Même si l'ordonnance de référé détaille le cadre juridique mis en place depuis le début de l'épidémie de Covid-19 et rappelle les circonstances pouvant justifier d'un placement en centre de rétention, le Conseil d'État ne se situe pas véritablement sur le terrain juridique pour fonder sa décision. Il met en effet en avant des éléments factuels, avec des chiffres précis, tirés manifestement du mémoire en réponse du ministère de l'Intérieur, selon lesquels "le nombre des personnes nouvellement placées en rétention s'est [...] très substantiellement réduit et devrait être marginal dans la période à venir". Pour une capacité d'accueil totale d'un peu plus de 1.800 places, les 26 CRA ne comptaient ainsi qu'environ 350 personnes retenues à la fin de la semaine du 16 mars et seulement 152 personnes à la date du 26 mars. A cette date, neuf CRA ne comptaient aucun étranger retenu, cinq comptaient moins de 5 étrangers retenus et cinq comptaient entre 6 et 16 étrangers retenus. Seuls deux centres dépassaient ce dernier effectif, avec 37 personnes retenues au Mesnil-Amelot (Seine-et-Marne) pour une capacité de 120 places si elles sont regroupées dans un seul des deux centres de ce CRA, et 53 personnes retenues à Vincennes, pour une capacité de 237 places.

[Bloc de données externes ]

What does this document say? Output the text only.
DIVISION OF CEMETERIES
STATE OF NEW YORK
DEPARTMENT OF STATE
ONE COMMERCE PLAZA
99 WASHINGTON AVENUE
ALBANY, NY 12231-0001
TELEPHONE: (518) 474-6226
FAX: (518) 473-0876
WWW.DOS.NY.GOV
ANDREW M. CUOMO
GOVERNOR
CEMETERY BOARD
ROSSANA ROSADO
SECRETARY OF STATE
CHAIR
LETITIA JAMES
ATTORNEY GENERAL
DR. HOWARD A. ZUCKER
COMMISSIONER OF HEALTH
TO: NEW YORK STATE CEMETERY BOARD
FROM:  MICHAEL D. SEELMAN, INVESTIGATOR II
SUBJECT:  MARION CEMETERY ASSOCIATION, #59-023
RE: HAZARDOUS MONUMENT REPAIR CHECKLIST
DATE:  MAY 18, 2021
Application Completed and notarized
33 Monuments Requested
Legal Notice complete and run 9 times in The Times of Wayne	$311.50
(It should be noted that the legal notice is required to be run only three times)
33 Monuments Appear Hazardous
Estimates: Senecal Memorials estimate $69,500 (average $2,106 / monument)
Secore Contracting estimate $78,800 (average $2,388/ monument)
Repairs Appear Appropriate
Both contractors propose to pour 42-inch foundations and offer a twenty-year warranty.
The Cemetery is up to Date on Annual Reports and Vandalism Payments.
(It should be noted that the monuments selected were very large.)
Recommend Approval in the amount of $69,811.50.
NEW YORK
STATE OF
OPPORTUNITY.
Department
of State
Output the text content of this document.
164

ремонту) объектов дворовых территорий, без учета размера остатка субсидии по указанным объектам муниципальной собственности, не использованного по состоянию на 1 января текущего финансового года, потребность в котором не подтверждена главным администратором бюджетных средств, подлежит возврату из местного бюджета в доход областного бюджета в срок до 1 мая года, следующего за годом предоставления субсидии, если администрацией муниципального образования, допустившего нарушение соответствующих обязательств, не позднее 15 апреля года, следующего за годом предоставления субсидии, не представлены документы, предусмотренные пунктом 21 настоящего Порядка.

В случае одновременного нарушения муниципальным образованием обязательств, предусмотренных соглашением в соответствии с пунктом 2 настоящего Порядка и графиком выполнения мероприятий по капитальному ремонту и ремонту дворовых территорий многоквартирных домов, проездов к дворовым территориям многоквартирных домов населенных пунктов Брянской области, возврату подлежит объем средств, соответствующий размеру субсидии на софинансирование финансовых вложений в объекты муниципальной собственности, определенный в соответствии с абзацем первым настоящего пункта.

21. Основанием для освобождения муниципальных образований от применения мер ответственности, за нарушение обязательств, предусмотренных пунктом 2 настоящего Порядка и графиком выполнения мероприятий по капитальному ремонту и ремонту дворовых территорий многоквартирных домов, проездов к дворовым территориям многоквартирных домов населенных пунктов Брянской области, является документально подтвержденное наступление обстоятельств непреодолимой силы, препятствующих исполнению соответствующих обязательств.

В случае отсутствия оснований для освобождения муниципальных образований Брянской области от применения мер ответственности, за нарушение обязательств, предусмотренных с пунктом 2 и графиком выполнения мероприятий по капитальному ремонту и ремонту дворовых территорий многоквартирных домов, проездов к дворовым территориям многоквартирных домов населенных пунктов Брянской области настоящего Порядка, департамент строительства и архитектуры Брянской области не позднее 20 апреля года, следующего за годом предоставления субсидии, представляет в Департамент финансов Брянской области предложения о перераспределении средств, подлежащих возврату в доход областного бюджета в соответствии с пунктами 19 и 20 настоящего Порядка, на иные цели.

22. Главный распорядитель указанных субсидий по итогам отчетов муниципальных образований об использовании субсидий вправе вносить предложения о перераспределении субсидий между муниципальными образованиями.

Dans ces conditions, le Conseil d'État estime qu'il ne résulte pas des éléments versés au dossier "que les conditions de fonctionnement des centres de rétention administrative seraient, dans les circonstances particulières du temps présent, susceptibles de porter par elles-mêmes atteinte, pour les personnes retenues comme pour les personnels appelés à servir dans les centres, au droit au respect de la vie ou au droit de recevoir les soins que requiert son état de santé".

En revanche, le Conseil d'État juge que "le placement ou le maintien en rétention d'étrangers faisant l'objet d'une mesure ordonnant leur éloignement du territoire français ne saurait, sans méconnaître l'objet assigné par la loi à la mise en rétention, être décidé par l'autorité administrative lorsque les perspectives d'éloignement effectif du territoire à brève échéance sont inexistantes" (du fait de la fermeture des frontières et de la suspension des vols). En d'autres termes, les CRA ont vocation à se vider rapidement et à ne plus se remplir durant la durée de l'alerte sanitaire.

Référence : Conseil d'État statuant au contentieux, décision n°439720 du 27 mars 2020, Gisti et autres.